Par exemple au Pérou, dans la région de la Oroya, la société civile, sous l’impulsion de Mgr Barreto, s’est inquiétée auprès de nous des conséquences environnementales et sociales de l’exploitation minière par des multinationales. Même schéma en Indonésie, le développement des plantations de palmiers à huile provoque un désastre écologique et social. Au rythme actuel de la déforestation, 1,9 millions d’hectares par an, 98% des forêts indonésiennes auront disparu en 2022 [[Estimation du Programme des Nations-unies pour l’Environnement]]. Pour les petits paysans, la rentabilité économique des plantations de palmier à huile s’avère désastreuse : un paysan Indonésien mettra environ 18 ans pour rembourser la dette contractée à un taux d’intérêt de 30% auprès de l’entreprise privée auquel il s’est vu obligé de s’associer en coopérative [[Ce schéma consiste à associer, en coopérative, une entreprise privée qui gère la plantation principale et l’usine de traitement des fruits, avec des paysans établis sur de petites parcelles périphériques de 2 hectares, auxquels l’entreprise fournit semences, engrais et machines agricoles.

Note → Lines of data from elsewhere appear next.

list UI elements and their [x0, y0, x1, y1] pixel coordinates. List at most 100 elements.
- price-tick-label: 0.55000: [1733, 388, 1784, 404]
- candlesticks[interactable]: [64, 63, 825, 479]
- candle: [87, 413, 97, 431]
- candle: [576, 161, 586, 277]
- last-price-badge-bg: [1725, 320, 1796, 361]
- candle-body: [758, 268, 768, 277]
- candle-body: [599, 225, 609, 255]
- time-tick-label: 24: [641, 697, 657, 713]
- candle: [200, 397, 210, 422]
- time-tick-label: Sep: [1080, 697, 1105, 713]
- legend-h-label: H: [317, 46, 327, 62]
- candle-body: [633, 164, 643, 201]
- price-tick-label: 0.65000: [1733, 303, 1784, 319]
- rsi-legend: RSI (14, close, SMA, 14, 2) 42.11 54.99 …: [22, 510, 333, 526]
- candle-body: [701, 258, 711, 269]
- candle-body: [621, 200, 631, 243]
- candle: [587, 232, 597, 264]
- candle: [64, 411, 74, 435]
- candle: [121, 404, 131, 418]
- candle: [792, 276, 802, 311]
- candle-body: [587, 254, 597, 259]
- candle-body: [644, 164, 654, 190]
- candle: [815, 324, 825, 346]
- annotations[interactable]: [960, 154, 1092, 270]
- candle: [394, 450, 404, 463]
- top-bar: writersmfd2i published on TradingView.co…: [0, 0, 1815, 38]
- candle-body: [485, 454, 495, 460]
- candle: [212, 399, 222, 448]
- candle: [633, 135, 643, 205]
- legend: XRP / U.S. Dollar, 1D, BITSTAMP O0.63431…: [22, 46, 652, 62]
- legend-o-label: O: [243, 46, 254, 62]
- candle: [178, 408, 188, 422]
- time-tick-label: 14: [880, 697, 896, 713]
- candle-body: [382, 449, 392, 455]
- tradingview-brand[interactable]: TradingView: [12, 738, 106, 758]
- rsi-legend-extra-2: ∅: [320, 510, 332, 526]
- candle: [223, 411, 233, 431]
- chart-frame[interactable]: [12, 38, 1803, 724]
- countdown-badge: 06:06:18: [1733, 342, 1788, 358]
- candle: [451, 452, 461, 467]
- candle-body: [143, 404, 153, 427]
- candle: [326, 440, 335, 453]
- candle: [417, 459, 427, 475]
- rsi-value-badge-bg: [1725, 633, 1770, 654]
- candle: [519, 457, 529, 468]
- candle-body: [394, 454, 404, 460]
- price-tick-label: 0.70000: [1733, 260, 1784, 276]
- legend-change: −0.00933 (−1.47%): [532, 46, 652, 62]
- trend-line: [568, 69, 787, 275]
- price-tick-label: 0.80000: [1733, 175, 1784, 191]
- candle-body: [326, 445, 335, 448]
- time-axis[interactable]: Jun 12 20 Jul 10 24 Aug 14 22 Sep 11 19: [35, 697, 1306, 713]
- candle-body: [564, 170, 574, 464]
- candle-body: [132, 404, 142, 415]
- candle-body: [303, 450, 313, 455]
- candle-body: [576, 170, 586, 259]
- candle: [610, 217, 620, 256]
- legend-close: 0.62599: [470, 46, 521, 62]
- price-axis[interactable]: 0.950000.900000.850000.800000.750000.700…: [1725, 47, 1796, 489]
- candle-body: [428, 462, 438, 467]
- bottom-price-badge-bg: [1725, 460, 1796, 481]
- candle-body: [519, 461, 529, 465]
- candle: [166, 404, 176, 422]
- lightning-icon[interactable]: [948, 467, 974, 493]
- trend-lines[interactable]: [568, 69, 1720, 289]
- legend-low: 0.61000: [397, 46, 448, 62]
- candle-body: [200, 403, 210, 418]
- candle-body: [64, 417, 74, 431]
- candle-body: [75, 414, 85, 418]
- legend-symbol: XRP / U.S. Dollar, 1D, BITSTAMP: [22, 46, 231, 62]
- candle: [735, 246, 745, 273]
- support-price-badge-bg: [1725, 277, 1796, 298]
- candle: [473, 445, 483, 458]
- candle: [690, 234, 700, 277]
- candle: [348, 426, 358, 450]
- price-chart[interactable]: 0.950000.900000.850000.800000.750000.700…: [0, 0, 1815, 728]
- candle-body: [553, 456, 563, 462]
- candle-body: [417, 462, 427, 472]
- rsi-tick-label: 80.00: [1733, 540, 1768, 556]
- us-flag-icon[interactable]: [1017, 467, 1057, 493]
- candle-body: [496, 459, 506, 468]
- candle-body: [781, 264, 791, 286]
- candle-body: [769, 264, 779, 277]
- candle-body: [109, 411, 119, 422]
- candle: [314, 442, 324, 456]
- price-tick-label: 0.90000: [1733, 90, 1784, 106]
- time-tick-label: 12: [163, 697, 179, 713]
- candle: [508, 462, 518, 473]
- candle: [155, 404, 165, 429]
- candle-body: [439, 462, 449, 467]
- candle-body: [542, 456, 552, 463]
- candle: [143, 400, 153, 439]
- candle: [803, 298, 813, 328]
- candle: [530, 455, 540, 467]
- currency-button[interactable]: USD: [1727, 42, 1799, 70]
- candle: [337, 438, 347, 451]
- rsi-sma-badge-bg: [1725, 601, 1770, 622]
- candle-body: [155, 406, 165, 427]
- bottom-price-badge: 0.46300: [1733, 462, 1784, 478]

A charge pour eux de rembourser la dette ainsi contractée auprès de l’entreprise privée, entre 3 et 6.000 $US à un taux d’intérêt de 30%. Avec des salaires de l’ordre de 2,50 $US par jour dans la plantation principale en attendant la croissance de leur propre parcelle, le remboursement mettra en moyenne 18 ans, comme l’estime le Dr Lisa Curran de l’Université de Yale dans une note prospective du CCFD-Terre solidaire.]]. En passant d’une agriculture de subsistance à une monoculture marchande dont ils ne maîtrisent pas les techniques, les peuples Dayaks d’Indonésie voient s’accomplir le déclin de leur habitat traditionnel. Certes, ces situations relèvent aussi de responsabilités locales (gouvernements et élites, entreprises…) dans ces pays. Mais les multinationales pèsent lourdement sur les choix de ces élites locales, et profitent largement de situations qui leur permettent d’accaparer des richesses de manière inacceptable, sans générer de réels bénéfices pour les populations locales. Aujourd’hui, l’évasion fiscale des multinationales représente un manque à gagner de plus de 125 milliards d’euros/an pour les pays du Sud. Plus de 3X l’aide publique au développement reçue des pays riches selon l’ONG britannique Christian Aid. Il est temps d’en finir !

Or, bien que nombre de ces multinationales soient basées en Europe ou y aient des activités importantes, aucun outil n’oblige ces entreprises à changer de comportement. Sans personnalité juridique sur le plan international, les entreprises transnationales échappent à l’application directe du droit international.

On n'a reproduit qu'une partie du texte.